Performance impact question

[jcdaniel14]

Hi there folks, here's the picture, I'm receiving flows from different routers, for some reason I receive a "copy" of the flows sent to another collector (I'm just another exporter on IOS-XR) so I get data from ports that I don't really need and I can't change the network configuration.

In order to save disk space I decided to hardcode these ports into goflow (specifically SendKafkaFlowMessage func) so when the flow comes from port "X" it does not send it to Kafka, it just ignores the message.

And it does the job but I'm not quite sure if I may still be overloading the server, in networking when you discard a packet before processing it this does not represent a performance issue for the router, would this be the case too? perhaps the impact is meaningless and I should not worry at all?

My netflow traffic is considerable and continuously growing so I can't tell if the server is overloading due to traffic peaks or because I introduced a little bit more processing overhead.

I would appreciate some insight into this. Thank you.

[lspgn]

Hi @jcdaniel14 What metrics are you looking at that make you say your server is overloaded? Most of the processing of GoFlow is done when decoding Filtering on the interface should be negligible.

[jcdaniel14]

Hi, I have a bare metal server, 128GB RAM 24 cores AMD Opteron 6174, CPU processing seems to be around 50% utilization with spikes up to 70%. I also have in this server kafka and ELK Stack so it is difficult to tell if I'm putting pressure by adding these lines of code inside goflow methods.

[lspgn]

Do you have per-process monitoring? Something like prometheus-node-exporter and process-node-exporter/cadvisor? For just goflow, this should be able to handle thousands of flows per second.

If you want to dive on the effect of adding this function, I would suggest using pprof.

[mirsblog]

@lspgn FWIW, I ran some tests on a VM with 4vCPU 2.3GHz and 32GB RAM and compared it with nfacct. The maximum rate at which I could decode IPFIX and publish to kafka, without dropped packets, was at 15000 packets/second. Anything more than that caused a significant packet loss. nfacct in comparison could easily scale up to 60000 packets/second.

I ran the tests with -kafka=false and it seemed to not have any effect. I also increased the number of workers but I did not find any marked difference in packet drops with 1 or 100 workers.

Test setup: Host type: VM CPU: 4 vCPU Intel Xeon E312xx Memory: 32GB

I used IPFIX PCAP with tcpreplay to send packets from one host to another. $ sudo tcpreplay -i ens3 -K --loop=50000 -p 15000 ipfix.pcap

I monitored packet drops @ /proc/net/udp6.

[lspgn]

@mirsblog interesting, thanks for the insights. Does it use all the processors?

[mirsblog]

@mirsblog interesting, thanks for the insights. Does it use all the processors?

I assume so given runtime.GOMAXPROCS(runtime.NumCPU()) is set in goflow.go. Would that be a correct assumption?

[lspgn]

Yes it should use all processors, was just curious if the load distribution would be the same when looking at htop. Did you compile GoFlow or did you get a specific binary?

[mirsblog]

Yes it should use all processors, was just curious if the load distribution would be the same when looking at htop. Did you compile GoFlow or did you get a specific binary?

GoFlow: v3.4.2 GoLang: 1.14 Built Alpine image using Dockerfile found in the v3.4.2. Ran using the instructions from README.
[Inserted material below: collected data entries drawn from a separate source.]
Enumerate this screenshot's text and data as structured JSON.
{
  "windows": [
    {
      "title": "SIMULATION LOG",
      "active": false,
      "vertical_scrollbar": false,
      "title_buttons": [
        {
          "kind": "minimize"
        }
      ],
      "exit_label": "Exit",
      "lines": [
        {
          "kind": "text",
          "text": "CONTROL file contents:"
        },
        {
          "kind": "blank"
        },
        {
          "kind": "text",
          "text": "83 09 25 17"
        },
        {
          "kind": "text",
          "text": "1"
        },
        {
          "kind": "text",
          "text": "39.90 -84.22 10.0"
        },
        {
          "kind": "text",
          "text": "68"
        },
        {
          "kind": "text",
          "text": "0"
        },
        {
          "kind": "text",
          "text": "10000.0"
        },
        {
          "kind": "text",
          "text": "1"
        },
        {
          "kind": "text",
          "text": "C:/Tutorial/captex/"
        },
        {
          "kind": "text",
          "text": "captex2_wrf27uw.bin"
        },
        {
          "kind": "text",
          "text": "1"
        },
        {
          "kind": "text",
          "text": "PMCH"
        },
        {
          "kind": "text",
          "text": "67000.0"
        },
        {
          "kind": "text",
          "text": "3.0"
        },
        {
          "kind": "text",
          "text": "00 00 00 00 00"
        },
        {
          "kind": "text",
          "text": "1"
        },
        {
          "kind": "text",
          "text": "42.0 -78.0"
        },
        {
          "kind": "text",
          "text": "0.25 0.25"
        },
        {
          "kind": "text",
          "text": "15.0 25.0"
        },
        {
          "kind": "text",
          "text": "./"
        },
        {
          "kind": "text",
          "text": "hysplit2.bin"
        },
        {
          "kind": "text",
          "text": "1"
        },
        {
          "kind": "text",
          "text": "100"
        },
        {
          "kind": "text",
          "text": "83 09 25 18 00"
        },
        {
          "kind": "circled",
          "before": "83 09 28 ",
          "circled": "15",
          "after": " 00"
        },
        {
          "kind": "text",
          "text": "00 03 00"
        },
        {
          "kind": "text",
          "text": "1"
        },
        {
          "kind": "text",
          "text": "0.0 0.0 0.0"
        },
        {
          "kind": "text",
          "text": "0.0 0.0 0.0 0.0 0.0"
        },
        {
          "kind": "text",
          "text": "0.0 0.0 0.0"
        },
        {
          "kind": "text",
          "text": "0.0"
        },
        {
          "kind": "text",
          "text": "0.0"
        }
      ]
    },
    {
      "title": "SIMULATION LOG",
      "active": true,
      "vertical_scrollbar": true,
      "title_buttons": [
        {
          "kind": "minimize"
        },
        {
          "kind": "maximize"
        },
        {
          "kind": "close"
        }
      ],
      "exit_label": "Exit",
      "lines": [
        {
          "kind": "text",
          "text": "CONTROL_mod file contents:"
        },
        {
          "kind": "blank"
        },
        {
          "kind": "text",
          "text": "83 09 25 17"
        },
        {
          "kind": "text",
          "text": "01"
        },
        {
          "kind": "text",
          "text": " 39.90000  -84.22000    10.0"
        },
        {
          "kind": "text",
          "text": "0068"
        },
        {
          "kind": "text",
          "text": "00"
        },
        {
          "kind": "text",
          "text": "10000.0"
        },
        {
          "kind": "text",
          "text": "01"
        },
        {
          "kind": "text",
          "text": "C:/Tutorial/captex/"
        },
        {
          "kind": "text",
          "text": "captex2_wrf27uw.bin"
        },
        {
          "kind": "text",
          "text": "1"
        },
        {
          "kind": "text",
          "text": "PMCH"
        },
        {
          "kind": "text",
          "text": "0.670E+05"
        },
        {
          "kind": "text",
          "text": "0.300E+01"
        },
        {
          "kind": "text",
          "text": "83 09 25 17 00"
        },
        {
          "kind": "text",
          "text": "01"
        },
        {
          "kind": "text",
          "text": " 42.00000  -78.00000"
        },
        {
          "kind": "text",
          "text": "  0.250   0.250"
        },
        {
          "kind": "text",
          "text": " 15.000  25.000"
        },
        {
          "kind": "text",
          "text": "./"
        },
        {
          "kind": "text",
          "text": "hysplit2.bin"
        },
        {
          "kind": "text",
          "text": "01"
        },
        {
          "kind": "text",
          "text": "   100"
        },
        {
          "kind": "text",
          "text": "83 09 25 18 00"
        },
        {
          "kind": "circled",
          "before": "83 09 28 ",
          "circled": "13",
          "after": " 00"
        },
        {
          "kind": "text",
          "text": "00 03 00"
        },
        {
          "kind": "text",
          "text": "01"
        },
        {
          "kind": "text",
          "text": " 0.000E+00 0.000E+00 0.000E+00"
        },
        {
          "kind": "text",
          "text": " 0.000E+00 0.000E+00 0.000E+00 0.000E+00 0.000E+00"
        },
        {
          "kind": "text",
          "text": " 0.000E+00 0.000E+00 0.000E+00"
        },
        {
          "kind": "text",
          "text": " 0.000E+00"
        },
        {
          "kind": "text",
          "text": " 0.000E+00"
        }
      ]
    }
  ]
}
Edit: Tested just now and checked in htop to confirm CPU load distribution is even with workers=4

[lspgn]

The first thing I can think of affecting NetFlow decoding performance would be the shared template cache. Protobuf encoding (+memory allocations) may also be the reason. Would need to compile a specific version which bypasses this. Also would need to pprof.

[mirsblog]

Ok. I will consider that and start another thread when I have more to share.

[jcdaniel14]

Do you have per-process monitoring? Something like prometheus-node-exporter and process-node-exporter/cadvisor? For just goflow, this should be able to handle thousands of flows per second.

If you want to dive on the effect of adding this function, I would suggest using pprof.

Don't really have per-process monitoring but will dive into it, the server is processing 25k flows/sec atm according to logstash and hasn't been affected noticeable by the changes I made. I was just worried that it handles the processing of flows/kafka/elasticsearch/logstash at the same time and I could put some stress by adapting the code the way I did, thanks for clarifying and giving some good practices advice.